Одним из главных показателей современного постмодернистского искусства следует считать возникновение такого стиля как пастиш, который является пародией пародии. Будучи древним жанром, пародия представляет собой произведение, в котором в ироничном виде, очень тактично и тонко высмеиваются особенности изложения, внешняя форма речи оригинала. Необходимо подчеркнуть, что, как правило, пародии писались не менее талантливыми создателями, чем начальное, взятое за образец произведение. Очевидно, это объяснялось тем, что творческий процесс создания вторичного текста изначально был ориентирован на постижение смысла подлинника, его глубинных интенций, и только потом подыскивались такие слова, морфологические обороты и семиотические формы, в которых наиболее прозрачно, адекватно этот смысл выражался. Естественно, что в эту внешнюю форму речи вплетались, неизменно с ироничной интонацией, «идиосинкразии» (Ф. Джеймисон), эксцентричные фразы источника-оригинала. Например, весьма известными в истории развития культуры считаются произведения эфесского поэта Гиппонакта, написавшего пародию на эпические поэмы Гомера «Илиаду» и «Одиссею» – комическую поэму Батрахомиомахия (Война мышей и лягушек) в шестом веке до н.э., а также роман Ф. Рабле «Гаргантюа и Пантагрюэль» (1533–1552), в котором автор высмеивает лицемерие и формализм священников, описывая процесс совершения обрядов средневековой церкви.

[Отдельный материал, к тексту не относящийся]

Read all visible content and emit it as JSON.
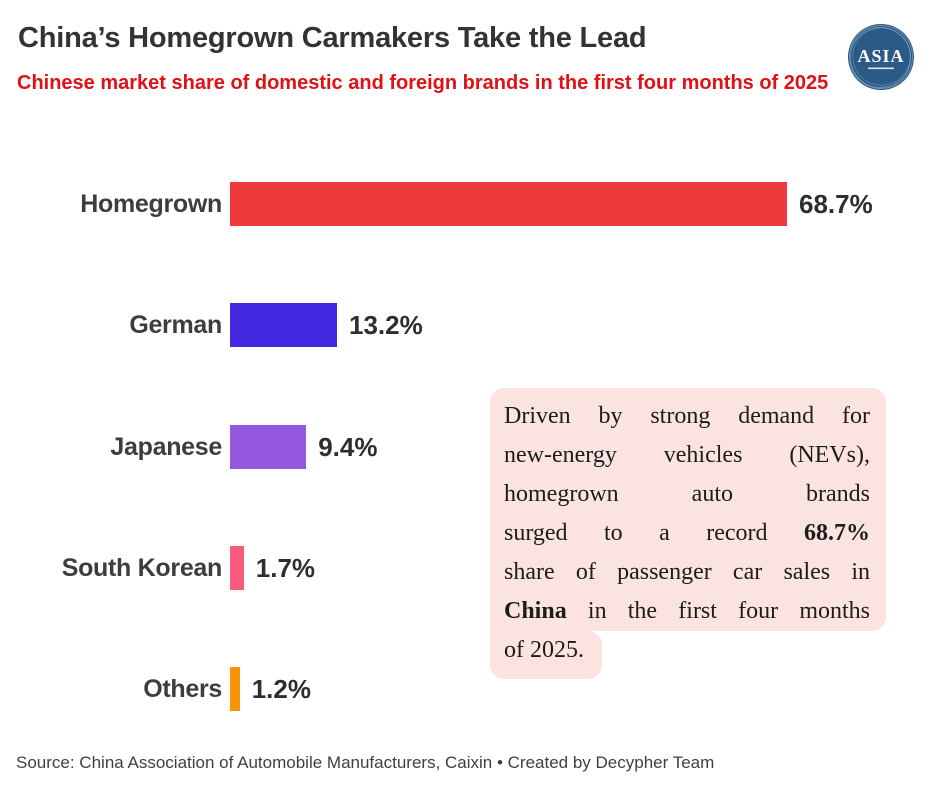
{
  "header": {
    "title": "China’s Homegrown Carmakers Take the Lead",
    "subtitle": "Chinese market share of domestic and foreign brands in the first four months of 2025",
    "subtitle_color": "#e01115",
    "logo_text": "ASIA",
    "logo_color": "#2a5a85"
  },
  "chart_data": {
    "type": "bar",
    "orientation": "horizontal",
    "title": "Chinese market share of domestic and foreign brands in the first four months of 2025",
    "categories": [
      "Homegrown",
      "German",
      "Japanese",
      "South Korean",
      "Others"
    ],
    "values": [
      68.7,
      13.2,
      9.4,
      1.7,
      1.2
    ],
    "value_labels": [
      "68.7%",
      "13.2%",
      "9.4%",
      "1.7%",
      "1.2%"
    ],
    "colors": [
      "#ee3a3c",
      "#4229e1",
      "#9458e1",
      "#fa5b7d",
      "#f7940b"
    ],
    "xlim": [
      0,
      68.7
    ],
    "grid": false,
    "legend": false
  },
  "annotation": {
    "bg_color": "#fbe3e0",
    "full_text": "Driven by strong demand for new-energy vehicles (NEVs), homegrown auto brands surged to a record 68.7% share of passenger car sales in China in the first four months of 2025.",
    "main_lines": [
      [
        {
          "t": "Driven by strong demand for",
          "b": false
        }
      ],
      [
        {
          "t": "new-energy vehicles (NEVs),",
          "b": false
        }
      ],
      [
        {
          "t": "homegrown auto brands",
          "b": false
        }
      ],
      [
        {
          "t": "surged to a record ",
          "b": false
        },
        {
          "t": "68.7%",
          "b": true
        }
      ],
      [
        {
          "t": "share of passenger car sales in",
          "b": false
        }
      ],
      [
        {
          "t": "China",
          "b": true
        },
        {
          "t": " in the first four months",
          "b": false
        }
      ]
    ],
    "tail_lines": [
      [
        {
          "t": "of 2025.",
          "b": false
        }
      ]
    ]
  },
  "footer": {
    "text": "Source: China Association of Automobile Manufacturers, Caixin • Created by Decypher Team"
  }
}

Другими словами, пародия всегда вписывалась в определенную культурно-историческую традицию, представлявшую собой семантико-речевую норму, относительно которой оценивалось как произведение оригинал, так и его имитация, то есть пародия. Этот факт был обусловлен тем, что проникновение в смысл взятого за образец произведения неизбежно требовало от автора пародии нравственного, то есть соучастного, сопереживательного, отношения к своему коллеге. Неизбежная при данных условиях ситуация диалога, соединяла в одном творческом со-бытии людей с различными взглядами, мировоззренческими установками, образуя уникальную целостность, которая являлась цементирующим фундаментом двух разных произведений, иногда написанных в несвязанных между собой исторических периодах. Таким образом, «где-то по ту сторону любой пародии, – пишет Ф. Джеймисон, – остается общее чувство, что существует некая языковая норма, в силу контраста с которой можно «пе-редразнивать» (to mock) великих <творцов>»[145].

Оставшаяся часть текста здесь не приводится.